Cette abondance de capitaux disponibles de même que la mauvaise réputation que l’on a associée au processus d’une inscription à la Bourse – réglementation tatillonne, frais excessifs, vision à court terme des investisseurs… – ont poussé les PME à ne plus considérer l’éventualité d’un PAPE.

« On a perdu une expertise. Il n’y a plus de courtiers boutiques qui se spécialisaient dans les PAPE de PME. Les banques ont consolidé le marché du financement public et n’acceptent de réaliser que de grosses émissions d’actions – et, encore là, elles doivent faire appel à de l’expertise de Toronto pour pouvoir y arriver », déplore Claude Désy.

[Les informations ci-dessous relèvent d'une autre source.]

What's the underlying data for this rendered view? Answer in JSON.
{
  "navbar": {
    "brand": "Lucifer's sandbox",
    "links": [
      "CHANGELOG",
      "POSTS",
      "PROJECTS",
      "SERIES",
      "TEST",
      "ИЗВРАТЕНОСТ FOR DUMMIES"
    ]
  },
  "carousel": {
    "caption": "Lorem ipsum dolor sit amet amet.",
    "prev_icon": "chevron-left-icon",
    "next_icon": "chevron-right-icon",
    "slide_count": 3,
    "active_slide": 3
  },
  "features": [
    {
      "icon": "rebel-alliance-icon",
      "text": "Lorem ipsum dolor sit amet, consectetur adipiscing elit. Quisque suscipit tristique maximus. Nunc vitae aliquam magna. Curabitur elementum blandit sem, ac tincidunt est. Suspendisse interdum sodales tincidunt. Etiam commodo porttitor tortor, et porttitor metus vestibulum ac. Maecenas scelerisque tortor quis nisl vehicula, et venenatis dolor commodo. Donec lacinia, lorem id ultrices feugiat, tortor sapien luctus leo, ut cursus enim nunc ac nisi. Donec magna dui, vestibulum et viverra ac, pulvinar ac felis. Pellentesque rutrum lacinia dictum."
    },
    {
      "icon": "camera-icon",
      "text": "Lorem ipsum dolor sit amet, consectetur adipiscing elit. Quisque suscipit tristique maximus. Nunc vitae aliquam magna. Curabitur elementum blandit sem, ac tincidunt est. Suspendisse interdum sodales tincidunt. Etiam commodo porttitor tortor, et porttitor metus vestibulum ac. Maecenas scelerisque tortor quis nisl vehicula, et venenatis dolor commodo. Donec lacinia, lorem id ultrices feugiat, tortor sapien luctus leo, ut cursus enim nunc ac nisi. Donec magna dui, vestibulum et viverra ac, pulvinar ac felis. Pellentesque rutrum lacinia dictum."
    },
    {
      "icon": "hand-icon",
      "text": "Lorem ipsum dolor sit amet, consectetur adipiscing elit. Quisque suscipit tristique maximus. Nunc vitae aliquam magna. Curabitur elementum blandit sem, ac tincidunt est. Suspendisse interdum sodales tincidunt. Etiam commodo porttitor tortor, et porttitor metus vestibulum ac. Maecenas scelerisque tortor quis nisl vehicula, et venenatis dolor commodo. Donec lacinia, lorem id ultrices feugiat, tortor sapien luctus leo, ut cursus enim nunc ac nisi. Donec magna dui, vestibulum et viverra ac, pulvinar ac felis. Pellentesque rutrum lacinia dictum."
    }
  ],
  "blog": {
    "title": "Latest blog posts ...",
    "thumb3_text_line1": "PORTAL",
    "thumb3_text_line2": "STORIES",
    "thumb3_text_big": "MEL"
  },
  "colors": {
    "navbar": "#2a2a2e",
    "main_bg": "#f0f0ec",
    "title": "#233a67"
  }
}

Pour éviter que Québec inc. poursuive son atrophie et sa marginalisation sur le marché financier canadien, il faudrait que les spécialistes en financement des entreprises qui restent s’activent à convaincre les dirigeants de PME qui ont profité de fonds privés pour accélérer leur développement de racheter leurs partenaires en réalisant un premier financement public.

C’est ce que vient de réaliser IPL Plastics, qui est redevenue une société ouverte, alors que le Fonds de solidarité et la Caisse de dépôt ont décidé de monétiser une partie de leur investissement dans cette entreprise dynamique en réalisant un PAPE.

C’est ce qu’a refusé de faire le Groupe Pomerleau, qui vient d’obtenir un financement de 50 millions de la Caisse de dépôt pour l’appuyer dans l’exécution de son plan stratégique de croissance des prochaines années. Pourtant, beaucoup de petits investisseurs et d’institutions auraient souscrit à un premier appel public à l’épargne de ce fleuron québécois et canadien de la construction.

Il faut que les PME québécoises redécouvrent les avantages du financement boursier, notamment celui de créer une monnaie d’échange en vue de réaliser des acquisitions ou de lever du capital pour financer leur croissance.

Ce serait aussi dommage que la Bourse canadienne ne puisse plus compter sur la vitalité des entreprises québécoises pour rehausser sa capacité à générer du rendement.